What is the smallest possible depth of a leaf in a decision tree?.Heapsort and merge sort are optimal comparison sorts.Therefore, any comparison-based sorting algorithm must make at least O(nlogn) comparisons to sort the input array.
![sherlock subree sherlock subree](https://sherlockblaze.com/resources/img/cs/trees/avl_situation2.png)
=> n! ≤ 2^h => h ≥ log(n!) From Stirling’s formula, n! > (n/e)^n => h ≥ log(n/e)^n => h ≥ n(log n - log e) => h ≥ nlogn - nloge => h > O(nlogn) Another side, we know that the binary tree of height h has no more than 2^h leaves. Since there are n! permutations of n elements, each permutation representing a distinct sorted order, the tree must have at least n! leaves. Proof: Consider a decision tree of height h that sorts n elements. Idea: Any decision tree that sorts n elements has a height always greater than nlogn.

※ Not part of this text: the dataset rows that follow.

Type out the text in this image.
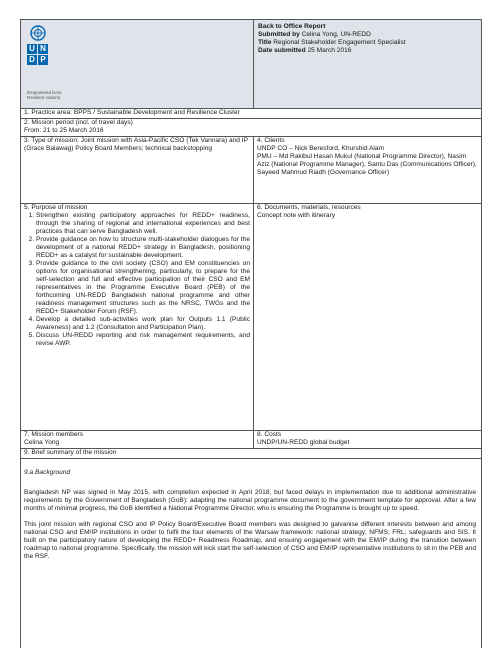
U N
D P
Empowered lives. Resilient nations.
Back to Office Report
Submitted by Celina Yong, UN-REDD
Title Regional Stakeholder Engagement Specialist
Date submitted 25 March 2016
1. Practice area: BPPS / Sustainable Development and Resilience Cluster
2. Mission period (incl. of travel days)
From: 21 to 25 March 2016
3. Type of mission: Joint mission with Asia-Pacific CSO (Tek Vannara) and IP (Grace Balawag) Policy Board Members; technical backstopping
4. Clients
UNDP CO – Nick Beresford, Khurshid Alam
PMU – Md Rakibul Hasan Mukul (National Programme Director), Nasim Aziz (National Programme Manager), Santu Das (Communications Officer), Sayeed Mahmud Riadh (Governance Officer)
5. Purpose of mission
1. Strengthen existing participatory approaches for REDD+ readiness, through the sharing of regional and international experiences and best practices that can serve Bangladesh well.
2. Provide guidance on how to structure multi-stakeholder dialogues for the development of a national REDD+ strategy in Bangladesh, positioning REDD+ as a catalyst for sustainable development.
3. Provide guidance to the civil society (CSO) and EM constituencies on options for organisational strengthening, particularly, to prepare for the self-selection and full and effective participation of their CSO and EM representatives in the Programme Executive Board (PEB) of the forthcoming UN-REDD Bangladesh national programme and other readiness management structures such as the NRSC, TWGs and the REDD+ Stakeholder Forum (RSF).
4. Develop a detailed sub-activities work plan for Outputs 1.1 (Public Awareness) and 1.2 (Consultation and Participation Plan).
5. Discuss UN-REDD reporting and risk management requirements, and revise AWP.
6. Documents, materials, resources
Concept note with itinerary
7. Mission members
Celina Yong
8. Costs
UNDP/UN-REDD global budget
9. Brief summary of the mission

9.a Background

Bangladesh NP was signed in May 2015, with completion expected in April 2018, but faced delays in implementation due to additional administrative requirements by the Government of Bangladesh (GoB): adapting the national programme document to the government template for approval. After a few months of minimal progress, the GoB identified a National Programme Director, who is ensuring the Programme is brought up to speed.

This joint mission with regional CSO and IP Policy Board/Executive Board members was designed to galvanise different interests between and among national CSO and EM/IP institutions in order to fulfil the four elements of the Warsaw framework: national strategy; NFMS; FRL; safeguards and SIS. It built on the participatory nature of developing the REDD+ Readiness Roadmap, and ensuing engagement with the EM/IP during the transition between roadmap to national programme. Specifically, the mission will kick start the self-selection of CSO and EM/IP representative institutions to sit in the PEB and the RSF.
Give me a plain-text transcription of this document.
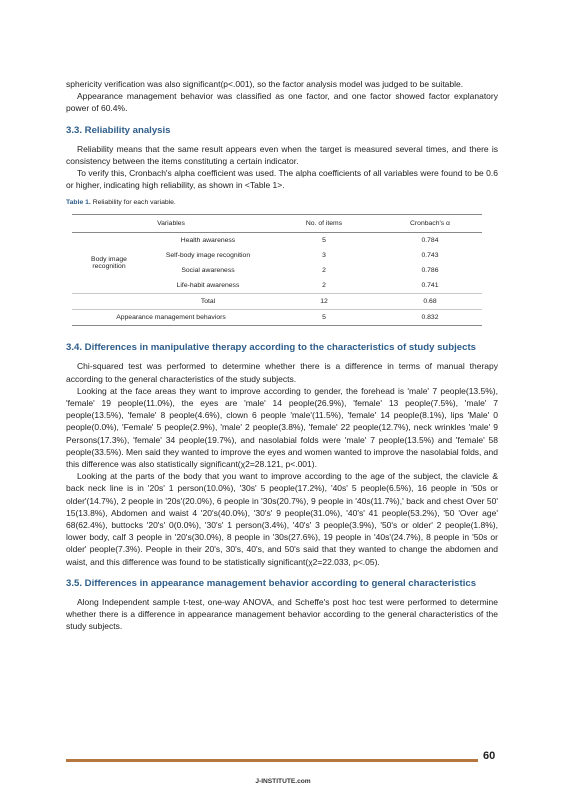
sphericity verification was also significant(p<.001), so the factor analysis model was judged to be suitable.

Appearance management behavior was classified as one factor, and one factor showed factor explanatory power of 60.4%.

3.3. Reliability analysis

Reliability means that the same result appears even when the target is measured several times, and there is consistency between the items constituting a certain indicator.

To verify this, Cronbach's alpha coefficient was used. The alpha coefficients of all variables were found to be 0.6 or higher, indicating high reliability, as shown in <Table 1>.

Table 1. Reliability for each variable.
Variables		No. of items	Cronbach's α
Body image recognition	Health awareness	5	0.784
	Self-body image recognition	3	0.743
	Social awareness	2	0.786
	Life-habit awareness	2	0.741
	Total	12	0.68
Appearance management behaviors		5	0.832
3.4. Differences in manipulative therapy according to the characteristics of study subjects

Chi-squared test was performed to determine whether there is a difference in terms of manual therapy according to the general characteristics of the study subjects.

Looking at the face areas they want to improve according to gender, the forehead is 'male' 7 people(13.5%), 'female' 19 people(11.0%), the eyes are 'male' 14 people(26.9%), 'female' 13 people(7.5%), 'male' 7 people(13.5%), 'female' 8 people(4.6%), clown 6 people 'male'(11.5%), 'female' 14 people(8.1%), lips 'Male' 0 people(0.0%), 'Female' 5 people(2.9%), 'male' 2 people(3.8%), 'female' 22 people(12.7%), neck wrinkles 'male' 9 Persons(17.3%), 'female' 34 people(19.7%), and nasolabial folds were 'male' 7 people(13.5%) and 'female' 58 people(33.5%). Men said they wanted to improve the eyes and women wanted to improve the nasolabial folds, and this difference was also statistically significant(χ2=28.121, p<.001).

Looking at the parts of the body that you want to improve according to the age of the subject, the clavicle & back neck line is in '20s' 1 person(10.0%), '30s' 5 people(17.2%), '40s' 5 people(6.5%), 16 people in '50s or older'(14.7%), 2 people in '20s'(20.0%), 6 people in '30s(20.7%), 9 people in '40s(11.7%),' back and chest Over 50' 15(13.8%), Abdomen and waist 4 '20's(40.0%), '30's' 9 people(31.0%), '40's' 41 people(53.2%), '50 'Over age' 68(62.4%), buttocks '20's' 0(0.0%), '30's' 1 person(3.4%), '40's' 3 people(3.9%), '50's or older' 2 people(1.8%), lower body, calf 3 people in '20's(30.0%), 8 people in '30s(27.6%), 19 people in '40s'(24.7%), 8 people in '50s or older' people(7.3%). People in their 20's, 30's, 40's, and 50's said that they wanted to change the abdomen and waist, and this difference was found to be statistically significant(χ2=22.033, p<.05).

3.5. Differences in appearance management behavior according to general characteristics

Along Independent sample t-test, one-way ANOVA, and Scheffe's post hoc test were performed to determine whether there is a difference in appearance management behavior according to the general characteristics of the study subjects.

60
J-INSTITUTE.com
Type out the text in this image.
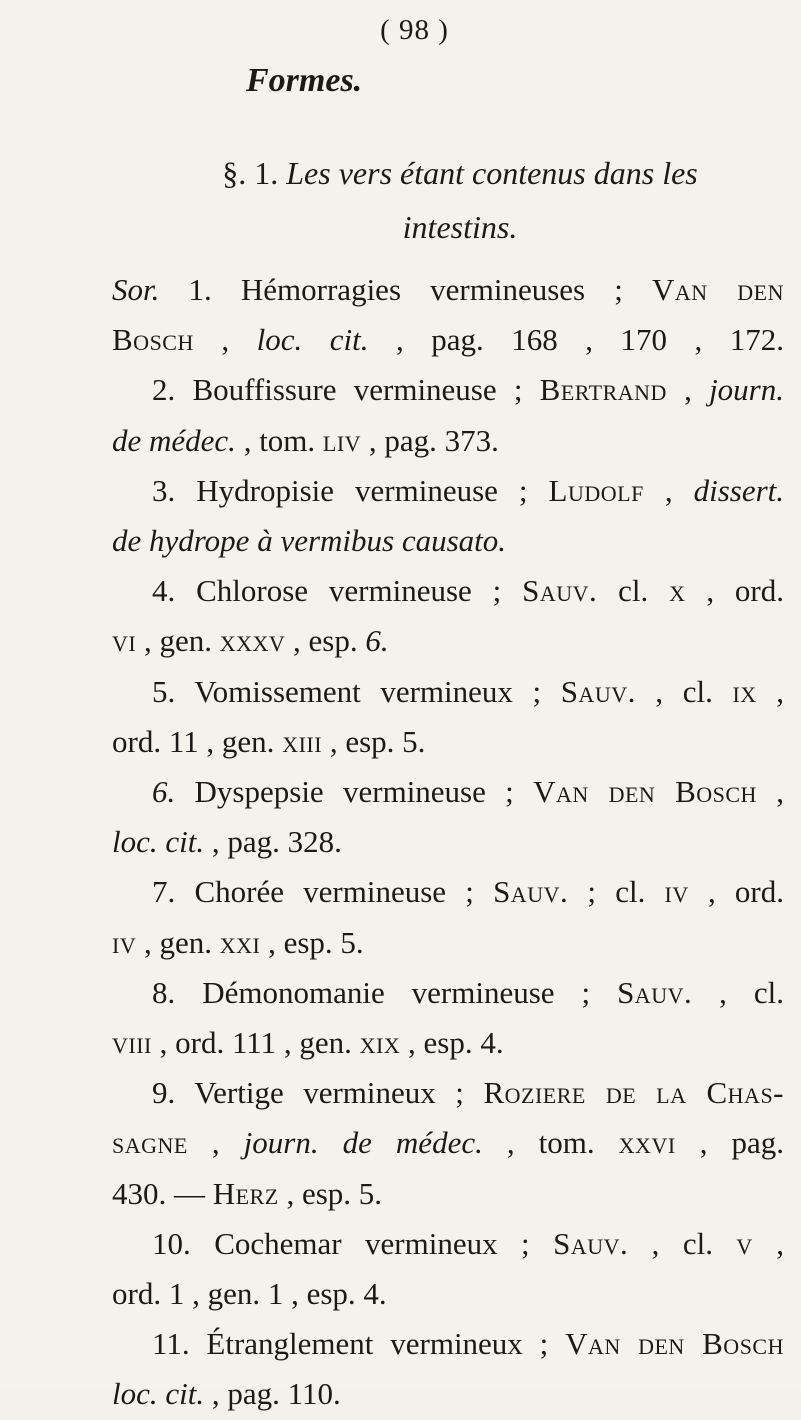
( 98 )
Formes.
§. 1. Les vers étant contenus dans les
intestins.
Sor. 1. Hémorragies vermineuses ; Van den
Bosch , loc. cit. , pag. 168 , 170 , 172.
2. Bouffissure vermineuse ; Bertrand , journ.
de médec. , tom. liv , pag. 373.
3. Hydropisie vermineuse ; Ludolf , dissert.
de hydrope à vermibus causato.
4. Chlorose vermineuse ; Sauv. cl. x , ord.
vi , gen. xxxv , esp. 6.
5. Vomissement vermineux ; Sauv. , cl. ix ,
ord. 11 , gen. xiii , esp. 5.
6. Dyspepsie vermineuse ; Van den Bosch ,
loc. cit. , pag. 328.
7. Chorée vermineuse ; Sauv. ; cl. iv , ord.
iv , gen. xxi , esp. 5.
8. Démonomanie vermineuse ; Sauv. , cl.
viii , ord. 111 , gen. xix , esp. 4.
9. Vertige vermineux ; Roziere de la Chas-
sagne , journ. de médec. , tom. xxvi , pag.
430. — Herz , esp. 5.
10. Cochemar vermineux ; Sauv. , cl. v ,
ord. 1 , gen. 1 , esp. 4.
11. Étranglement vermineux ; Van den Bosch
loc. cit. , pag. 110.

![sherlock subree sherlock subree](https://sherlockblaze.com/resources/img/cs/trees/avl_situation3.png)
A lower bound on the heights of decision trees is therefore a lower bound on the running time of any comparison sort algorithm.
#SHERLOCK SUBREE FULL#
A decision tree is a full binary tree structure that represents the comparisons performed by a sorting algorithm when it operates on an input of a given size.
![sherlock subree sherlock subree](https://sherlockblaze.com/resources/img/cs/trees/avl_situation1&4_solution_example.png)

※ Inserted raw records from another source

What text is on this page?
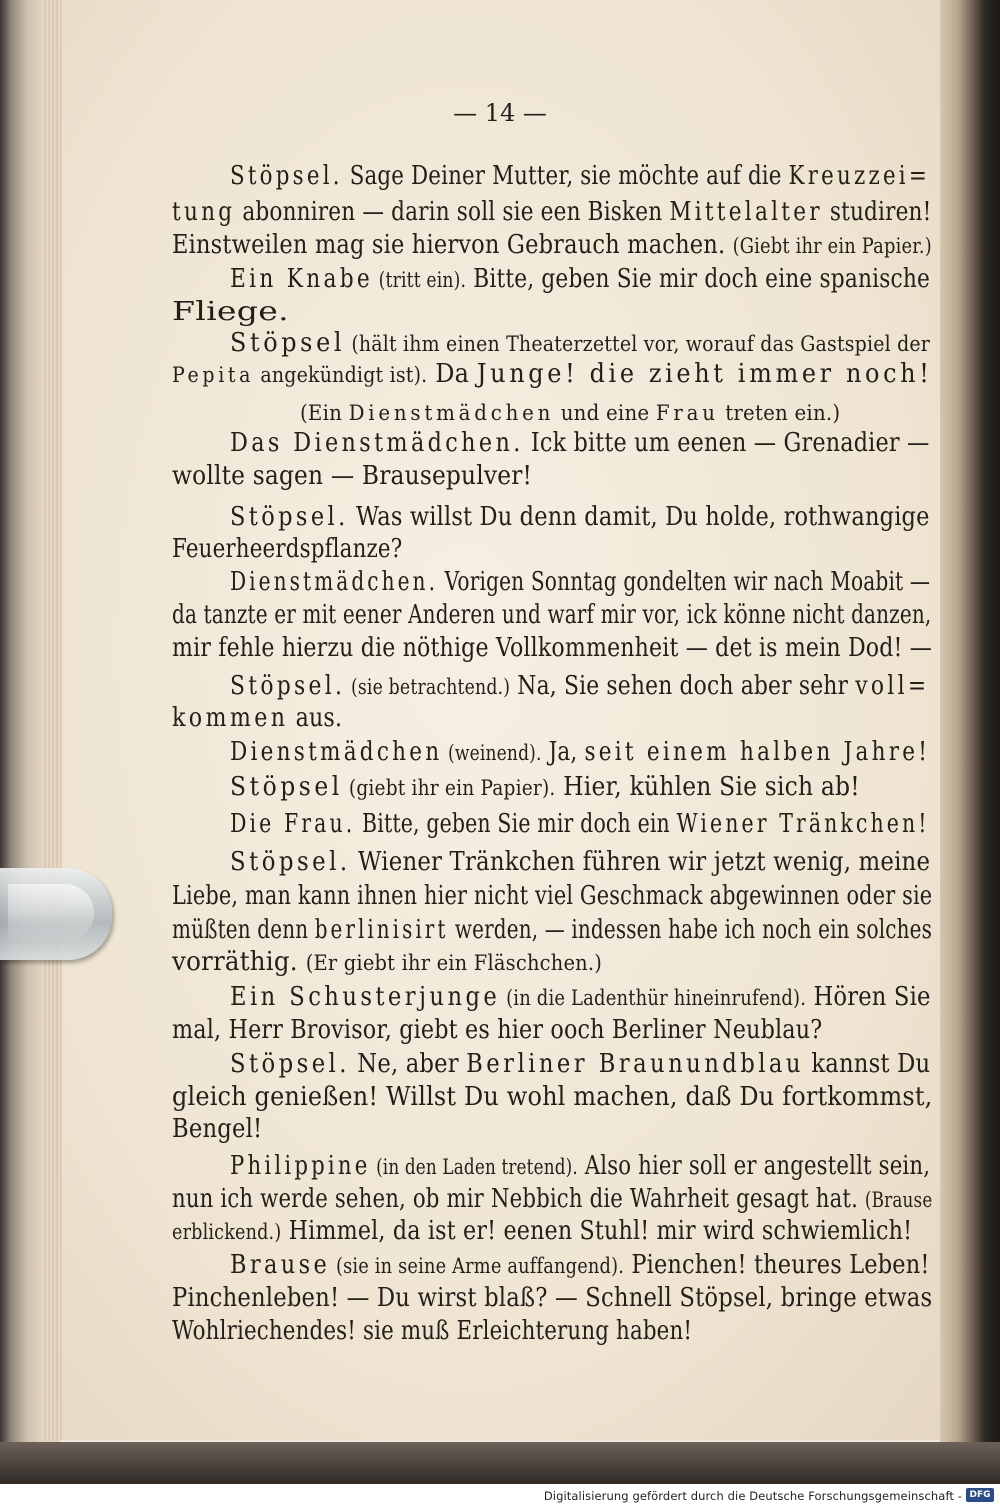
— 14 —
Stöpsel. Sage Deiner Mutter, sie möchte auf die Kreuzzei=
tung abonniren — darin soll sie een Bisken Mittelalter studiren!
Einstweilen mag sie hiervon Gebrauch machen. (Giebt ihr ein Papier.)
Ein Knabe (tritt ein). Bitte, geben Sie mir doch eine spanische
Fliege.
Stöpsel (hält ihm einen Theaterzettel vor, worauf das Gastspiel der
Pepita angekündigt ist). Da Junge! die zieht immer noch!
(Ein Dienstmädchen und eine Frau treten ein.)
Das Dienstmädchen. Ick bitte um eenen — Grenadier —
wollte sagen — Brausepulver!
Stöpsel. Was willst Du denn damit, Du holde, rothwangige
Feuerheerdspflanze?
Dienstmädchen. Vorigen Sonntag gondelten wir nach Moabit —
da tanzte er mit eener Anderen und warf mir vor, ick könne nicht danzen,
mir fehle hierzu die nöthige Vollkommenheit — det is mein Dod! —
Stöpsel. (sie betrachtend.) Na, Sie sehen doch aber sehr voll=
kommen aus.
Dienstmädchen (weinend). Ja, seit einem halben Jahre!
Stöpsel (giebt ihr ein Papier). Hier, kühlen Sie sich ab!
Die Frau. Bitte, geben Sie mir doch ein Wiener Tränkchen!
Stöpsel. Wiener Tränkchen führen wir jetzt wenig, meine
Liebe, man kann ihnen hier nicht viel Geschmack abgewinnen oder sie
müßten denn berlinisirt werden, — indessen habe ich noch ein solches
vorräthig. (Er giebt ihr ein Fläschchen.)
Ein Schusterjunge (in die Ladenthür hineinrufend). Hören Sie
mal, Herr Brovisor, giebt es hier ooch Berliner Neublau?
Stöpsel. Ne, aber Berliner Braunundblau kannst Du
gleich genießen! Willst Du wohl machen, daß Du fortkommst,
Bengel!
Philippine (in den Laden tretend). Also hier soll er angestellt sein,
nun ich werde sehen, ob mir Nebbich die Wahrheit gesagt hat. (Brause
erblickend.) Himmel, da ist er! eenen Stuhl! mir wird schwiemlich!
Brause (sie in seine Arme auffangend). Pienchen! theures Leben!
Pinchenleben! — Du wirst blaß? — Schnell Stöpsel, bringe etwas
Wohlriechendes! sie muß Erleichterung haben!
Digitalisierung gefördert durch die Deutsche Forschungsgemeinschaft - DFG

We can visualize comparison sorts in terms of decision trees.
![sherlock subree sherlock subree](https://studyalgorithms.com/wp-content/uploads/2014/10/sample_tree.png)
We call such sorting algorithms comparison sort, where we use only comparisons between elements to gain order information about an input sequence A, A. These algorithms determine the sorted order based only on the comparisons between the input elements. We have already discussed several sorting algorithms that can sort n numbers in both O(n²) and O(nlogn) time complexity in the worst case.